The vision of evolution as a bloody and permanent competition between individuals and species – a frequent distortion of the Darwinian notion of “survival of the fittest” – is dissolving in favour of a new vision of continuous cooperation, strong interconnection and mutual dependence between life forms. Life has not conquered the planet by force and combat, it has woven its web. Life forms have multiplied and become more complex by co-opting others, rather than simply killing them.

Our stereotyped thinking has moved away from the heart, instincts and spirit. The slogans and managerial discourse that have crept into our ways of communicating have rendered language inexpressive by petrifying it in a sterile codification.

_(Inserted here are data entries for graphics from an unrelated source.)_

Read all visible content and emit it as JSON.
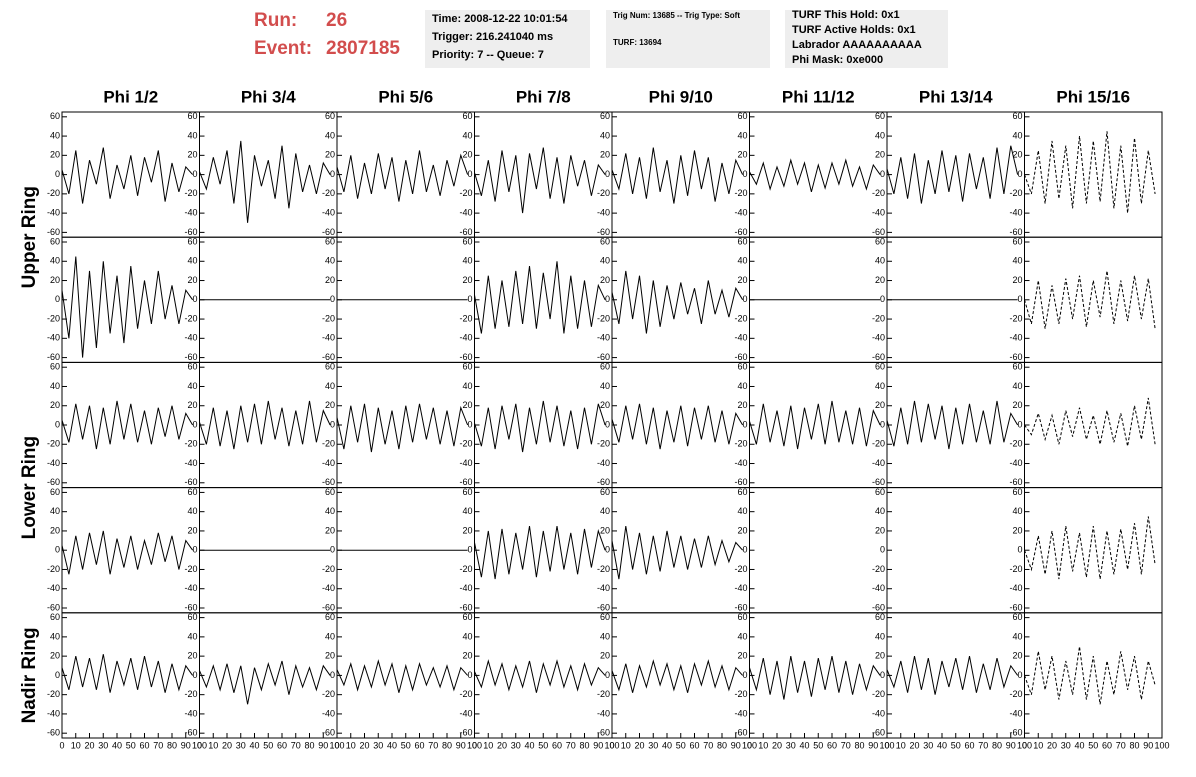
{
  "header": {
    "run_label": "Run:",
    "run": 26,
    "event_label": "Event:",
    "event": 2807185,
    "box1": [
      "Time: 2008-12-22 10:01:54",
      "Trigger: 216.241040 ms",
      "Priority: 7 -- Queue: 7"
    ],
    "box2": [
      "Trig Num: 13685 -- Trig Type: Soft",
      "TURF: 13694"
    ],
    "box3": [
      "TURF This Hold: 0x1",
      "TURF Active Holds: 0x1",
      "Labrador AAAAAAAAAA",
      "Phi Mask: 0xe000"
    ]
  },
  "chart_data": {
    "type": "line",
    "color": "#000000",
    "column_titles": [
      "Phi 1/2",
      "Phi 3/4",
      "Phi 5/6",
      "Phi 7/8",
      "Phi 9/10",
      "Phi 11/12",
      "Phi 13/14",
      "Phi 15/16"
    ],
    "row_labels": [
      "Upper Ring",
      "Lower Ring",
      "Nadir Ring"
    ],
    "line_styles": [
      "solid",
      "solid",
      "solid",
      "solid",
      "solid",
      "solid",
      "solid",
      "dashed"
    ],
    "xlim": [
      0,
      100
    ],
    "xticks": [
      0,
      10,
      20,
      30,
      40,
      50,
      60,
      70,
      80,
      90,
      100
    ],
    "ylim": [
      -65,
      65
    ],
    "yticks": [
      -60,
      -40,
      -20,
      0,
      20,
      40,
      60
    ],
    "x": [
      0,
      5,
      10,
      15,
      20,
      25,
      30,
      35,
      40,
      45,
      50,
      55,
      60,
      65,
      70,
      75,
      80,
      85,
      90,
      95
    ],
    "rows": [
      {
        "values": [
          [
            5,
            -20,
            25,
            -30,
            15,
            -10,
            28,
            -25,
            10,
            -15,
            20,
            -22,
            18,
            -8,
            25,
            -28,
            12,
            -18,
            8,
            0
          ],
          [
            3,
            -15,
            18,
            -10,
            25,
            -30,
            35,
            -50,
            20,
            -12,
            15,
            -25,
            30,
            -35,
            22,
            -18,
            10,
            -20,
            12,
            0
          ],
          [
            8,
            -18,
            20,
            -25,
            12,
            -20,
            22,
            -15,
            18,
            -28,
            15,
            -20,
            25,
            -18,
            10,
            -22,
            15,
            -12,
            20,
            0
          ],
          [
            2,
            -22,
            15,
            -28,
            25,
            -18,
            20,
            -40,
            22,
            -15,
            28,
            -25,
            18,
            -30,
            20,
            -12,
            15,
            -22,
            10,
            0
          ],
          [
            5,
            -15,
            22,
            -20,
            18,
            -25,
            28,
            -18,
            15,
            -30,
            20,
            -22,
            25,
            -15,
            18,
            -28,
            12,
            -20,
            15,
            0
          ],
          [
            3,
            -10,
            12,
            -15,
            8,
            -12,
            15,
            -10,
            12,
            -18,
            10,
            -14,
            12,
            -10,
            15,
            -12,
            8,
            -15,
            10,
            0
          ],
          [
            6,
            -20,
            18,
            -25,
            22,
            -30,
            15,
            -20,
            25,
            -18,
            20,
            -28,
            22,
            -15,
            18,
            -25,
            28,
            -20,
            30,
            0
          ],
          [
            0,
            -20,
            25,
            -30,
            35,
            -25,
            30,
            -35,
            40,
            -30,
            35,
            -28,
            45,
            -35,
            30,
            -40,
            38,
            -30,
            25,
            -20
          ]
        ]
      },
      {
        "values": [
          [
            10,
            -40,
            45,
            -60,
            30,
            -50,
            40,
            -35,
            25,
            -45,
            35,
            -30,
            20,
            -25,
            30,
            -20,
            15,
            -25,
            10,
            0
          ],
          [
            0,
            0,
            0,
            0,
            0,
            0,
            0,
            0,
            0,
            0,
            0,
            0,
            0,
            0,
            0,
            0,
            0,
            0,
            0,
            0
          ],
          [
            0,
            0,
            0,
            0,
            0,
            0,
            0,
            0,
            0,
            0,
            0,
            0,
            0,
            0,
            0,
            0,
            0,
            0,
            0,
            0
          ],
          [
            5,
            -35,
            25,
            -30,
            20,
            -28,
            30,
            -25,
            35,
            -30,
            28,
            -20,
            40,
            -35,
            25,
            -30,
            20,
            -28,
            15,
            0
          ],
          [
            8,
            -25,
            30,
            -20,
            25,
            -35,
            20,
            -28,
            15,
            -20,
            18,
            -15,
            12,
            -25,
            20,
            -15,
            10,
            -18,
            12,
            0
          ],
          [
            0,
            0,
            0,
            0,
            0,
            0,
            0,
            0,
            0,
            0,
            0,
            0,
            0,
            0,
            0,
            0,
            0,
            0,
            0,
            0
          ],
          [
            0,
            0,
            0,
            0,
            0,
            0,
            0,
            0,
            0,
            0,
            0,
            0,
            0,
            0,
            0,
            0,
            0,
            0,
            0,
            0
          ],
          [
            0,
            -25,
            20,
            -30,
            15,
            -25,
            22,
            -20,
            25,
            -28,
            20,
            -18,
            30,
            -25,
            20,
            -22,
            25,
            -20,
            22,
            -30
          ]
        ]
      },
      {
        "values": [
          [
            5,
            -18,
            22,
            -15,
            20,
            -25,
            18,
            -20,
            25,
            -15,
            22,
            -18,
            15,
            -20,
            18,
            -12,
            20,
            -15,
            12,
            0
          ],
          [
            3,
            -20,
            18,
            -22,
            15,
            -25,
            20,
            -18,
            22,
            -20,
            25,
            -15,
            18,
            -22,
            15,
            -20,
            25,
            -18,
            15,
            0
          ],
          [
            8,
            -25,
            20,
            -18,
            22,
            -28,
            18,
            -20,
            15,
            -25,
            20,
            -18,
            22,
            -15,
            18,
            -20,
            15,
            -22,
            18,
            0
          ],
          [
            2,
            -22,
            18,
            -25,
            20,
            -15,
            22,
            -28,
            18,
            -20,
            25,
            -18,
            20,
            -22,
            15,
            -25,
            18,
            -20,
            22,
            0
          ],
          [
            6,
            -18,
            20,
            -15,
            22,
            -20,
            18,
            -25,
            15,
            -18,
            20,
            -22,
            18,
            -15,
            20,
            -18,
            15,
            -20,
            12,
            0
          ],
          [
            4,
            -20,
            22,
            -18,
            15,
            -22,
            20,
            -25,
            18,
            -15,
            22,
            -20,
            25,
            -18,
            15,
            -20,
            18,
            -22,
            15,
            0
          ],
          [
            5,
            -22,
            18,
            -20,
            25,
            -18,
            22,
            -15,
            20,
            -25,
            18,
            -20,
            22,
            -18,
            15,
            -20,
            25,
            -18,
            12,
            0
          ],
          [
            0,
            -10,
            12,
            -15,
            10,
            -20,
            15,
            -12,
            18,
            -15,
            10,
            -20,
            15,
            -18,
            12,
            -22,
            20,
            -15,
            28,
            -20
          ]
        ]
      },
      {
        "values": [
          [
            5,
            -25,
            15,
            -20,
            18,
            -15,
            20,
            -25,
            12,
            -18,
            15,
            -20,
            10,
            -15,
            18,
            -12,
            15,
            -20,
            10,
            0
          ],
          [
            0,
            0,
            0,
            0,
            0,
            0,
            0,
            0,
            0,
            0,
            0,
            0,
            0,
            0,
            0,
            0,
            0,
            0,
            0,
            0
          ],
          [
            0,
            0,
            0,
            0,
            0,
            0,
            0,
            0,
            0,
            0,
            0,
            0,
            0,
            0,
            0,
            0,
            0,
            0,
            0,
            0
          ],
          [
            8,
            -28,
            20,
            -30,
            22,
            -25,
            18,
            -20,
            25,
            -28,
            20,
            -22,
            25,
            -20,
            18,
            -25,
            22,
            -18,
            20,
            0
          ],
          [
            10,
            -30,
            25,
            -20,
            18,
            -25,
            15,
            -22,
            20,
            -18,
            15,
            -20,
            12,
            -18,
            15,
            -15,
            10,
            -12,
            8,
            0
          ],
          [],
          [],
          [
            0,
            -20,
            15,
            -25,
            20,
            -30,
            25,
            -22,
            18,
            -28,
            25,
            -30,
            20,
            -25,
            22,
            -20,
            28,
            -25,
            35,
            -15
          ]
        ]
      },
      {
        "values": [
          [
            8,
            -15,
            20,
            -12,
            18,
            -15,
            22,
            -18,
            15,
            -10,
            18,
            -15,
            20,
            -12,
            15,
            -18,
            12,
            -15,
            10,
            0
          ],
          [
            5,
            -12,
            10,
            -15,
            12,
            -18,
            10,
            -30,
            8,
            -15,
            12,
            -10,
            15,
            -20,
            10,
            -12,
            8,
            -15,
            10,
            0
          ],
          [
            6,
            -10,
            12,
            -15,
            10,
            -12,
            15,
            -10,
            12,
            -18,
            10,
            -15,
            12,
            -10,
            8,
            -12,
            10,
            -15,
            8,
            0
          ],
          [
            4,
            -12,
            15,
            -10,
            12,
            -15,
            10,
            -12,
            15,
            -18,
            12,
            -10,
            15,
            -12,
            10,
            -15,
            12,
            -10,
            8,
            0
          ],
          [
            5,
            -15,
            12,
            -18,
            10,
            -12,
            15,
            -10,
            12,
            -15,
            10,
            -18,
            12,
            -10,
            15,
            -12,
            10,
            -15,
            8,
            0
          ],
          [
            8,
            -15,
            18,
            -20,
            15,
            -25,
            20,
            -18,
            15,
            -22,
            18,
            -15,
            20,
            -18,
            15,
            -20,
            12,
            -15,
            10,
            0
          ],
          [
            6,
            -12,
            15,
            -18,
            20,
            -15,
            18,
            -20,
            15,
            -12,
            18,
            -15,
            20,
            -18,
            12,
            -15,
            18,
            -12,
            10,
            0
          ],
          [
            0,
            -20,
            25,
            -15,
            20,
            -25,
            15,
            -20,
            30,
            -25,
            20,
            -30,
            15,
            -20,
            25,
            -15,
            20,
            -25,
            15,
            -10
          ]
        ]
      }
    ]
  }
}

The excessive specialisation of our world, divided into watertight disciplines, has led to the fragmentation of knowledge.

In the dialogue between the passer-by and the almanac merchant, Leopardi reveals a timid love of life and a discreet expectation of happiness. I would say that we need to go further and advocate an effusive love of life and a discreet search for happiness. We also need to add a touch of Don Quixote madness to catch a glimpse of luminous beauty. For, as Clément Rosset says, “joy is indeed only madness, and every joyful person is, in his own way, an unreasonable person… In the absence of any credible reason to live, joy is the only thing that holds, because it dispenses with all reason”. Let’s cultivate joy, which unlike happiness, which depends on context, is a timeless and unreasonable state of mind.

We wish you a new year 2024 plenty of Joy!